Pasien Covid-19 berisiko lebih besar mengalami gangguan mental, demikian temuan studi Oxford University

Result HK

LONDON: Pasien diperkirakan berisiko 44 persen lebih besar untuk didiagnosis kesehatan saraf dan mental setelah Covid-19 daripada setelah flu, dan risiko 16 persen lebih besar dibandingkan dengan infeksi saluran pernapasan lainnya, studi terbesar dari jenisnya oleh Universitas Oxford mengungkapkan pada hari Rabu.
Secara keseluruhan, perkiraan kejadian didiagnosis dengan gangguan neurologis atau mental setelah infeksi Covid-19 adalah 34 persen, dan untuk 13 persen dari orang-orang ini, itu adalah diagnosis neurologis atau psikiatri pertama mereka yang tercatat.
Diagnosis paling umum setelah Covid-19 adalah gangguan kecemasan (terjadi pada 17 persen pasien), gangguan mood (14 persen), gangguan penyalahgunaan zat (7 persen), dan insomnia (5 persen).

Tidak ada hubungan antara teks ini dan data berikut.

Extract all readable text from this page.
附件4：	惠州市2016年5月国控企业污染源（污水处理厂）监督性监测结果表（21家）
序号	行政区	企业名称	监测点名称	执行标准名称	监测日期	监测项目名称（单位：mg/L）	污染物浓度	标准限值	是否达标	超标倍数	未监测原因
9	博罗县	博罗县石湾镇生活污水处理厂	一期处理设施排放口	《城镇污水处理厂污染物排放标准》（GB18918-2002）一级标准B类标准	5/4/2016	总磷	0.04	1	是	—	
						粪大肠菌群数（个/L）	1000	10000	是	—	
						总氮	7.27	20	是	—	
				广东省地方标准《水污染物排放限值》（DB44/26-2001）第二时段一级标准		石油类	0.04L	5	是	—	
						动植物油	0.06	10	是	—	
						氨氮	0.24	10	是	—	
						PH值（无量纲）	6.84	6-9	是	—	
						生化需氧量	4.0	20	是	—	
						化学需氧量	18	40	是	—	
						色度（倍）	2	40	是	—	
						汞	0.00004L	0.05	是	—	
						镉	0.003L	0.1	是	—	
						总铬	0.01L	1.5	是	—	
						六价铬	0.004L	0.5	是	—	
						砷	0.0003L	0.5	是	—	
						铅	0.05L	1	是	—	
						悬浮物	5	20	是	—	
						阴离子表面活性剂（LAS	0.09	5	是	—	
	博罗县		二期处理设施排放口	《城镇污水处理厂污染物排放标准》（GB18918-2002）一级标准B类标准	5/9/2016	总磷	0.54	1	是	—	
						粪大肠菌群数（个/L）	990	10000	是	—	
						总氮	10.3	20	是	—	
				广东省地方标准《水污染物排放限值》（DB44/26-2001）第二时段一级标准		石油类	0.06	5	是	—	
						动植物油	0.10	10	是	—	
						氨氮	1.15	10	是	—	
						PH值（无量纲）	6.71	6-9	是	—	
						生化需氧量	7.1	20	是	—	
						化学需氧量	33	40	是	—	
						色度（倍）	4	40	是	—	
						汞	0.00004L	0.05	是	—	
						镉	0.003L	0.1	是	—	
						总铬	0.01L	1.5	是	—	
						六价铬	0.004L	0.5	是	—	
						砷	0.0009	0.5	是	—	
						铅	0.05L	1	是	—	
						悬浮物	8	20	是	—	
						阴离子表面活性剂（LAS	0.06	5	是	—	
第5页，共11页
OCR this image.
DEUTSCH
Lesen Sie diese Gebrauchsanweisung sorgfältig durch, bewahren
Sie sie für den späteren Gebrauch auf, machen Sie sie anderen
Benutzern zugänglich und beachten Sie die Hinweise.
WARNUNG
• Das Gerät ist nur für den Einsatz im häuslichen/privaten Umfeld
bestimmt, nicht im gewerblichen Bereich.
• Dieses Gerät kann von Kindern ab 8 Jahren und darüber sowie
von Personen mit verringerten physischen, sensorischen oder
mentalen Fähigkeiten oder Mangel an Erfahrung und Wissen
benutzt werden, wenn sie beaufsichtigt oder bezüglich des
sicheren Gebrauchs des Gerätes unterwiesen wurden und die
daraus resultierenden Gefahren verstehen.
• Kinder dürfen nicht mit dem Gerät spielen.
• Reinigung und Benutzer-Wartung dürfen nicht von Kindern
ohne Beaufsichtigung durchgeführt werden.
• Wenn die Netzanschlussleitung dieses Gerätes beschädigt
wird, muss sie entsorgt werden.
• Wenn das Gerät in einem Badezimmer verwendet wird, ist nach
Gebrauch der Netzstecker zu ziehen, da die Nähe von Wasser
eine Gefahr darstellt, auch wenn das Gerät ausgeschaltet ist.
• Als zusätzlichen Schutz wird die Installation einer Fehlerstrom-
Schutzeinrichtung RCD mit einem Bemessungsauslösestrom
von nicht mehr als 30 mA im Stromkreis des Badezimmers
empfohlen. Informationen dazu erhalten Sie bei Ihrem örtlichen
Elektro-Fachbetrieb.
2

Insiden hasil neurologis lebih rendah, termasuk 0,6 persen untuk perdarahan otak, 2,1 persen untuk stroke iskemik, dan 0,7 persen untuk demensia.
“Ini adalah data dunia nyata dari sejumlah besar pasien. Mereka mengkonfirmasi tingginya tingkat diagnosis kejiwaan setelah Covid-19, dan menunjukkan bahwa gangguan serius yang mempengaruhi sistem saraf (seperti stroke dan demensia) juga terjadi. Sementara yang terakhir jauh lebih jarang, mereka signifikan, terutama pada mereka yang menderita Covid-19 parah, ”kata Profesor Paul Harrison, penulis utama studi tersebut, dari Departemen Psikiatri di Universitas Oxford.
“Meskipun risiko individu untuk sebagian besar gangguan kecil, efeknya di seluruh populasi mungkin sangat besar bagi sistem perawatan kesehatan dan sosial karena skala pandemi dan banyak dari kondisi ini bersifat kronis. Akibatnya, sistem perawatan kesehatan perlu didukung untuk memenuhi kebutuhan yang diantisipasi, baik dalam layanan perawatan primer maupun sekunder, ”katanya.
Studi terbaru ini menganalisis data dari catatan kesehatan elektronik dari 236.379 pasien Covid-19 dari jaringan TriNetX yang berbasis di AS, yang mencakup lebih dari 81 juta orang.
Kelompok ini dibandingkan dengan 105.579 pasien yang didiagnosis influenza dan 236.038 pasien yang didiagnosis infeksi saluran pernapasan (termasuk influenza).
“Hasil kami menunjukkan bahwa penyakit otak dan gangguan kejiwaan lebih umum terjadi setelah Covid-19 daripada setelah flu atau infeksi pernapasan lainnya, bahkan ketika pasien dicocokkan dengan faktor risiko lain,” Dr Max Taquet, salah satu penulis studi dari Universitas Oxford. .
“Kami sekarang perlu melihat apa yang terjadi setelah enam bulan. Studi ini tidak dapat mengungkapkan mekanisme yang terlibat, tetapi menunjukkan perlunya penelitian mendesak untuk mengidentifikasi ini, dengan maksud untuk mencegah atau mengobatinya, ”katanya.
Makalah peer-review mereka, diterbitkan dalam ‘Lancet Psychiatry’, didanai oleh National Institute for Health Research (NIHR) Oxford Health Biomedical Research Center.